More and more people are transitioning later in life, but does it get any easier as you get older?
By Emma Norodom
Debbie Hayton, 50, spent her whole life surpassing the inner feeling that she was a girl. And she almost managed it well, with a successful career as a teacher, marrying as a man and raising three children.
It was not until nine years ago that she became very aware that other people were transitioning. Her gender dysphoria became so strong that she had suicidal thoughts. This feeling encouraged her to confide to her wife of 19 years that she wanted to become a woman.
Debbie was lucky she was surrounded by a supportive family, but delaying transition created a whole new set of burdens and challenges.
At first, her family understood what she was going through but they were filled with uncertainty and fear. To have the time to make adjustments, they asked her to delay her transition.

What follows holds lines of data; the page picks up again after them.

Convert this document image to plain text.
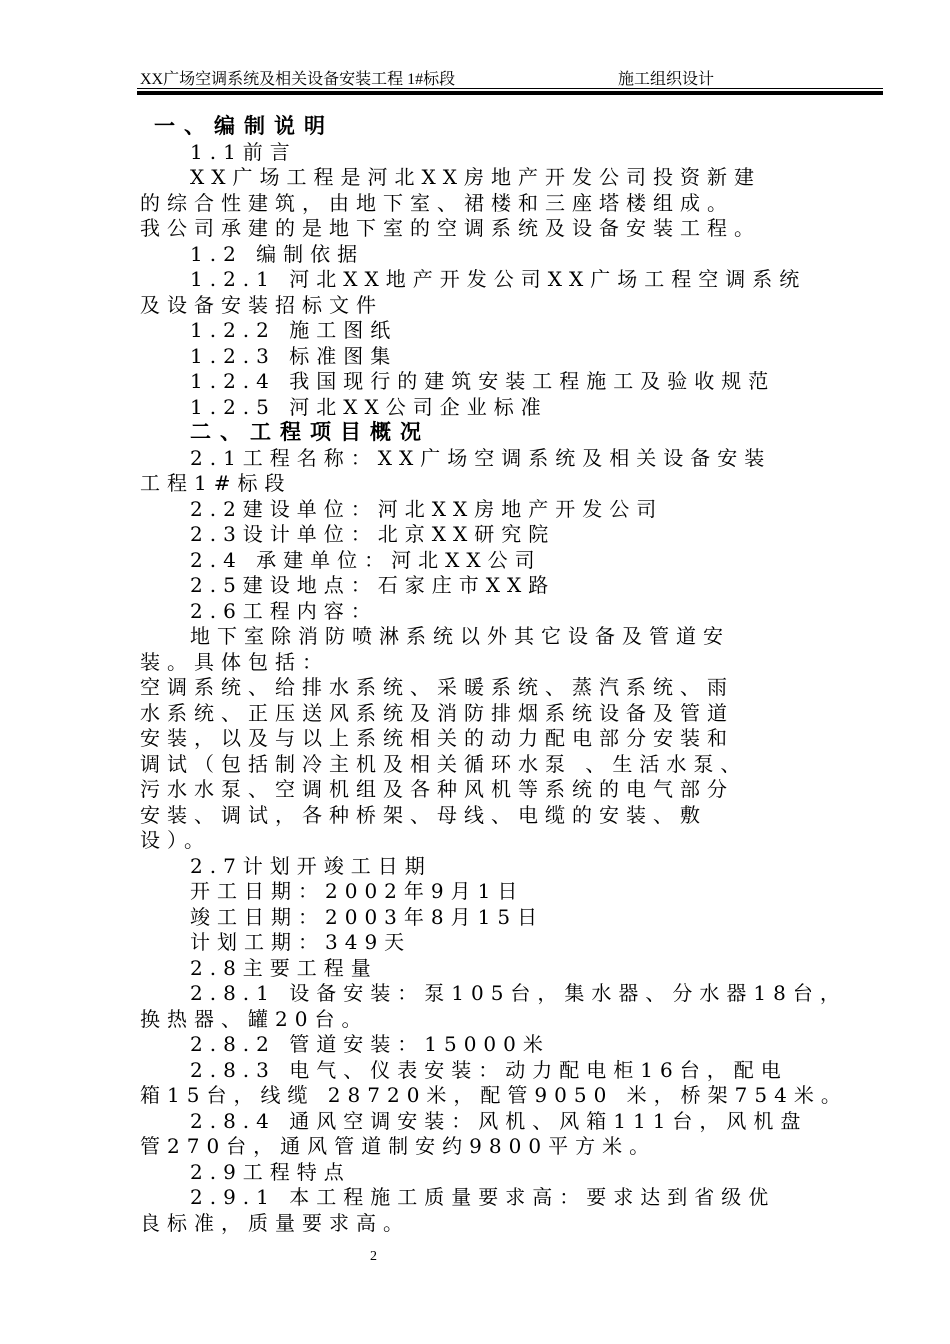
XX广场空调系统及相关设备安装工程 1#标段	施工组织设计
一、编制说明
1.1前言
XX广场工程是河北XX房地产开发公司投资新建
的综合性建筑，由地下室、裙楼和三座塔楼组成。
我公司承建的是地下室的空调系统及设备安装工程。
1.2 编制依据
1.2.1 河北XX地产开发公司XX广场工程空调系统
及设备安装招标文件
1.2.2 施工图纸
1.2.3 标准图集
1.2.4 我国现行的建筑安装工程施工及验收规范
1.2.5 河北XX公司企业标准
二、工程项目概况
2.1工程名称：XX广场空调系统及相关设备安装
工程1#标段
2.2建设单位：河北XX房地产开发公司
2.3设计单位：北京XX研究院
2.4 承建单位：河北XX公司
2.5建设地点：石家庄市XX路
2.6工程内容：
地下室除消防喷淋系统以外其它设备及管道安
装。具体包括：
空调系统、给排水系统、采暖系统、蒸汽系统、雨
水系统、正压送风系统及消防排烟系统设备及管道
安装，以及与以上系统相关的动力配电部分安装和
调试（包括制冷主机及相关循环水泵 、生活水泵、
污水水泵、空调机组及各种风机等系统的电气部分
安装、调试，各种桥架、母线、电缆的安装、敷
设）。
2.7计划开竣工日期
开工日期：2002年9月1日
竣工日期：2003年8月15日
计划工期：349天
2.8主要工程量
2.8.1 设备安装：泵105台，集水器、分水器18台，
换热器、罐20台。
2.8.2 管道安装：15000米
2.8.3 电气、仪表安装：动力配电柜16台，配电
箱15台，线缆 28720米，配管9050 米，桥架754米。
2.8.4 通风空调安装：风机、风箱111台，风机盘
管270台，通风管道制安约9800平方米。
2.9工程特点
2.9.1 本工程施工质量要求高：要求达到省级优
良标准，质量要求高。
2
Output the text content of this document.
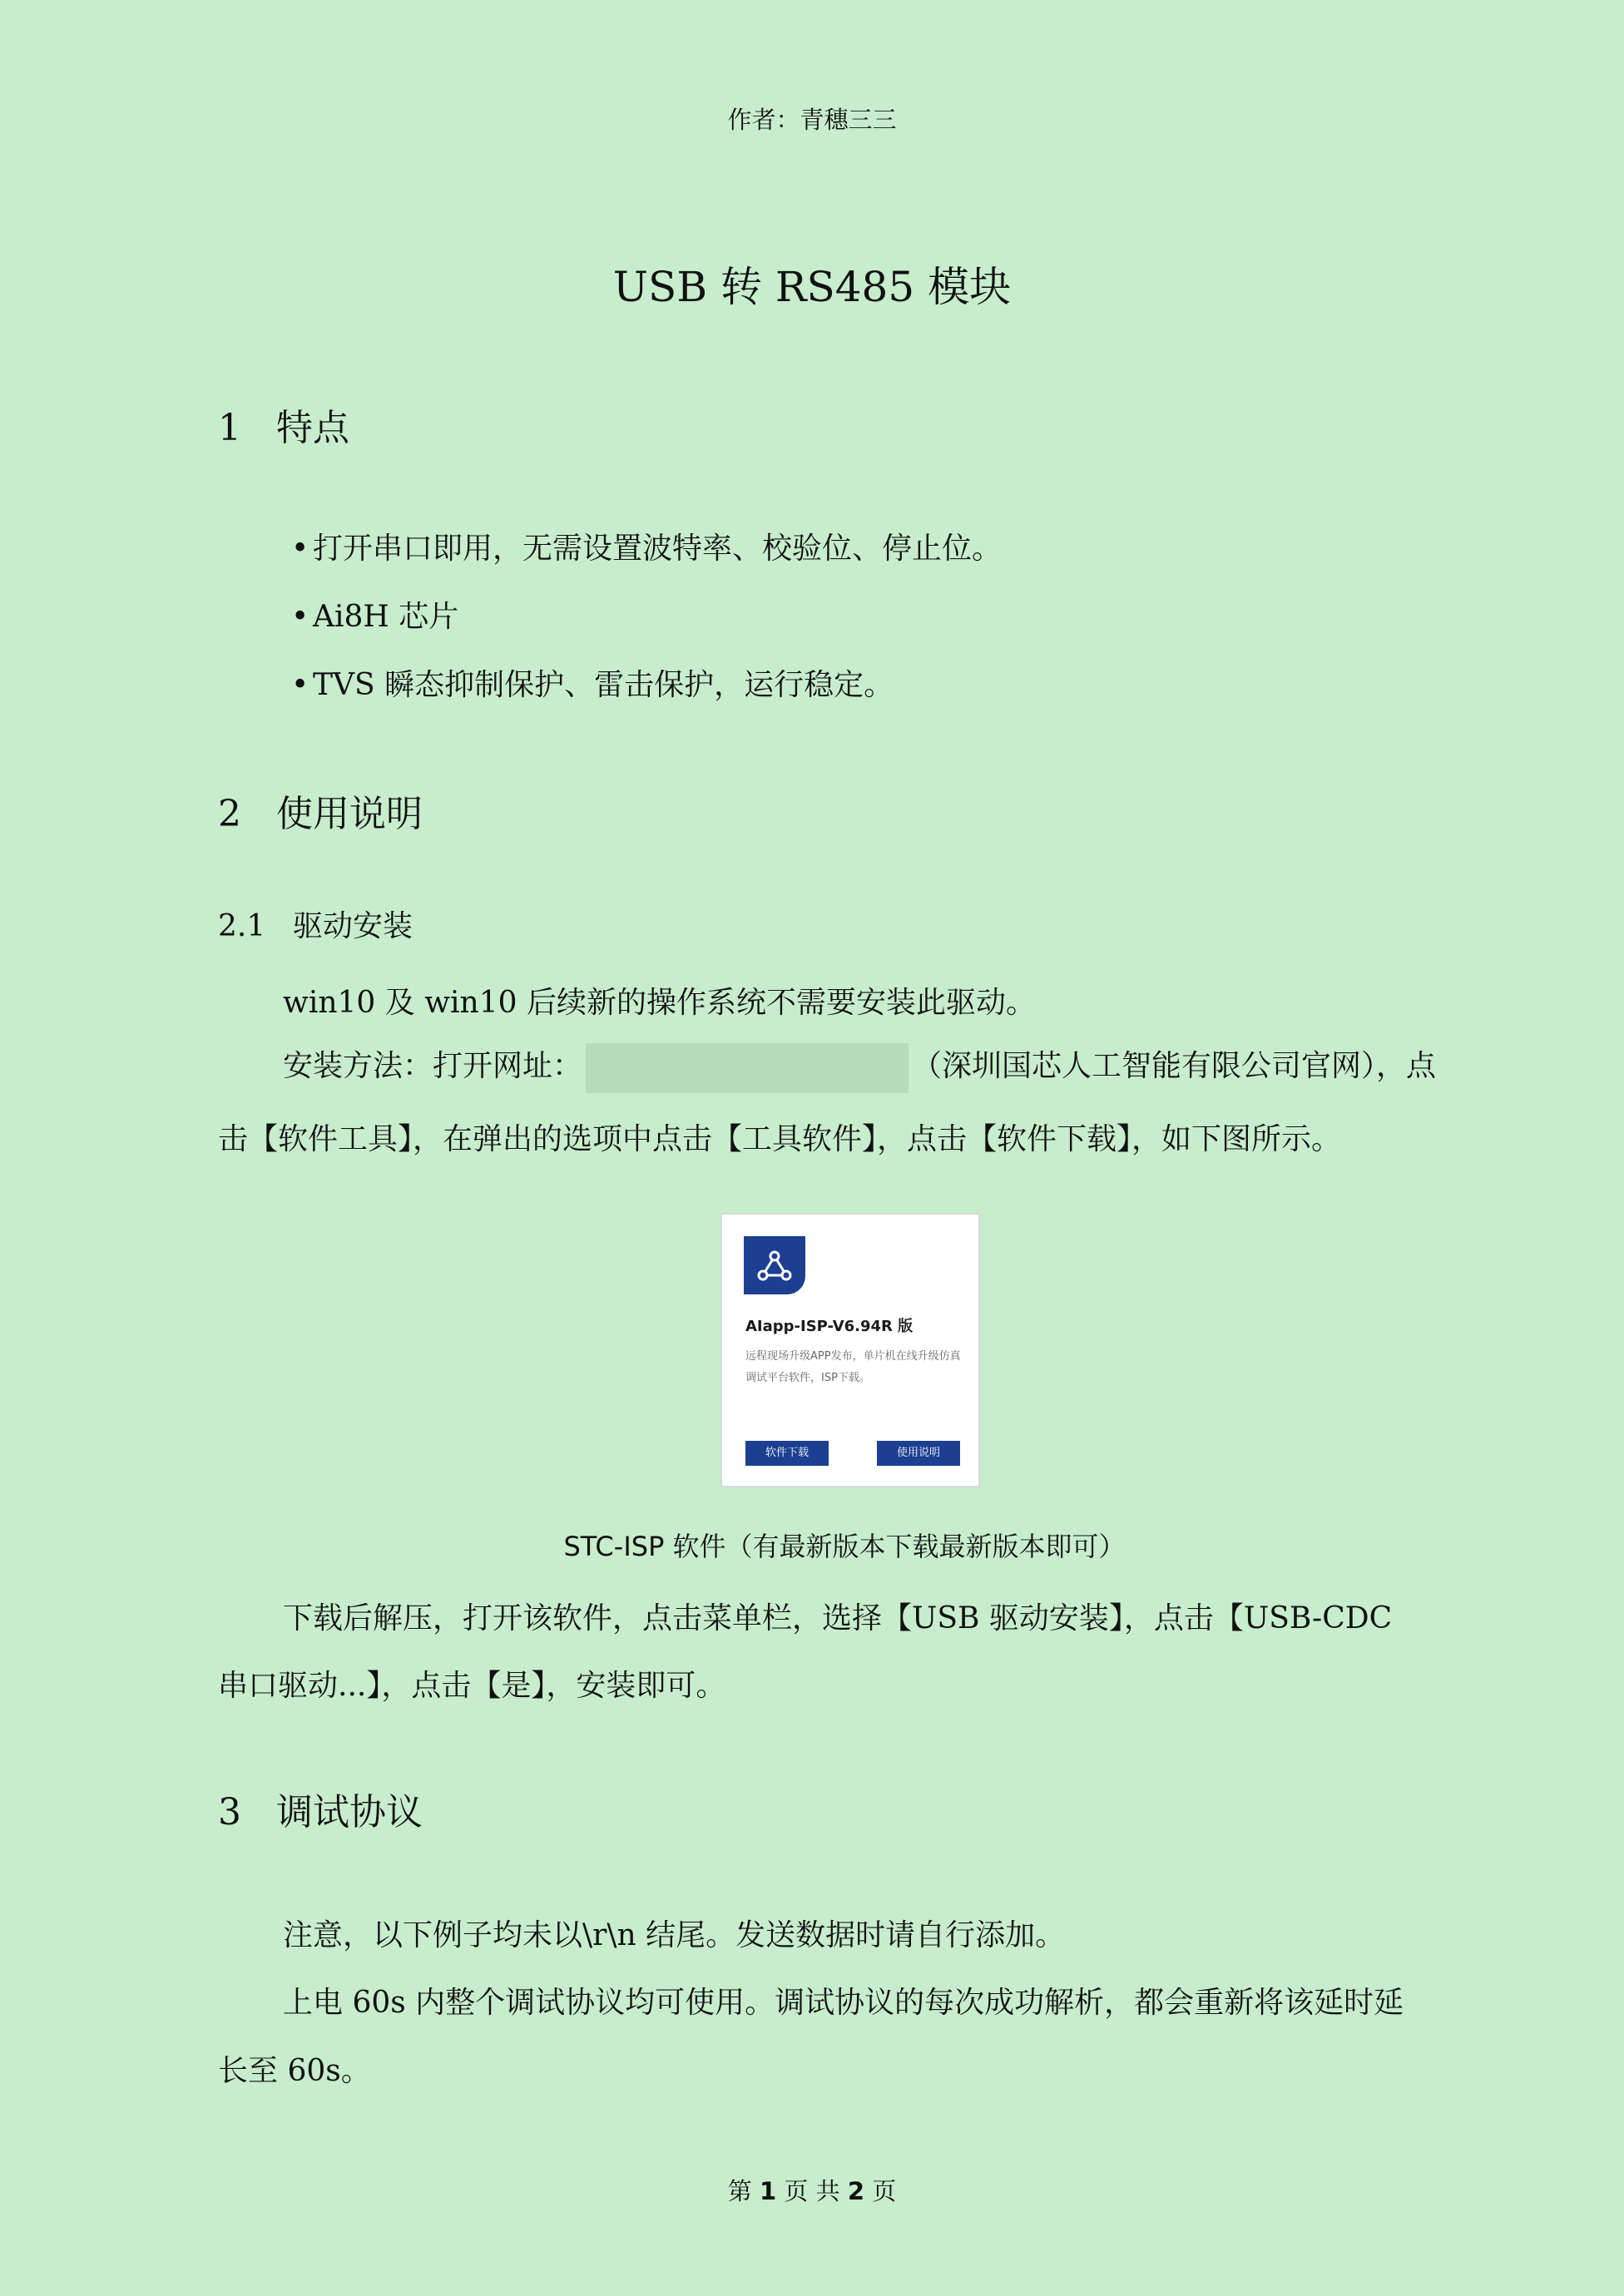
作者：青穗三三
USB 转 RS485 模块
1 特点
• 打开串口即用，无需设置波特率、校验位、停止位。
• Ai8H 芯片
• TVS 瞬态抑制保护、雷击保护，运行稳定。
2 使用说明
2.1 驱动安装
win10 及 win10 后续新的操作系统不需要安装此驱动。
安装方法：打开网址：	（深圳国芯人工智能有限公司官网），点
击【软件工具】，在弹出的选项中点击【工具软件】，点击【软件下载】，如下图所示。
AIapp-ISP-V6.94R 版
远程现场升级APP发布，单片机在线升级仿真调试平台软件，ISP下载。
软件下载	使用说明
STC-ISP 软件（有最新版本下载最新版本即可）
下载后解压，打开该软件，点击菜单栏，选择【USB 驱动安装】，点击【USB-CDC
串口驱动...】，点击【是】，安装即可。
3 调试协议
注意，以下例子均未以\r\n 结尾。发送数据时请自行添加。
上电 60s 内整个调试协议均可使用。调试协议的每次成功解析，都会重新将该延时延
长至 60s。
第 1 页 共 2 页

But having waited her whole life, Debbie couldn’t wait any longer.
Her family finally came to terms with her transition, and the response was generally positive. But she and her wife did not remain as close as they were. “Within the family, roles are quite gendered,” Debbie says. “At work I was a teacher because I am a human being, but at home I was a husband because I was a man.”
As a heterosexual, Debbie’s wife could not cope with sleeping next to somebody she didn’t feel attracted to. They now sleep in separate beds, but in the same room. “We were husband and wife. Now we are best friends,” she says.
In the end, Debbie may have lost a relationship but she also gained a new one.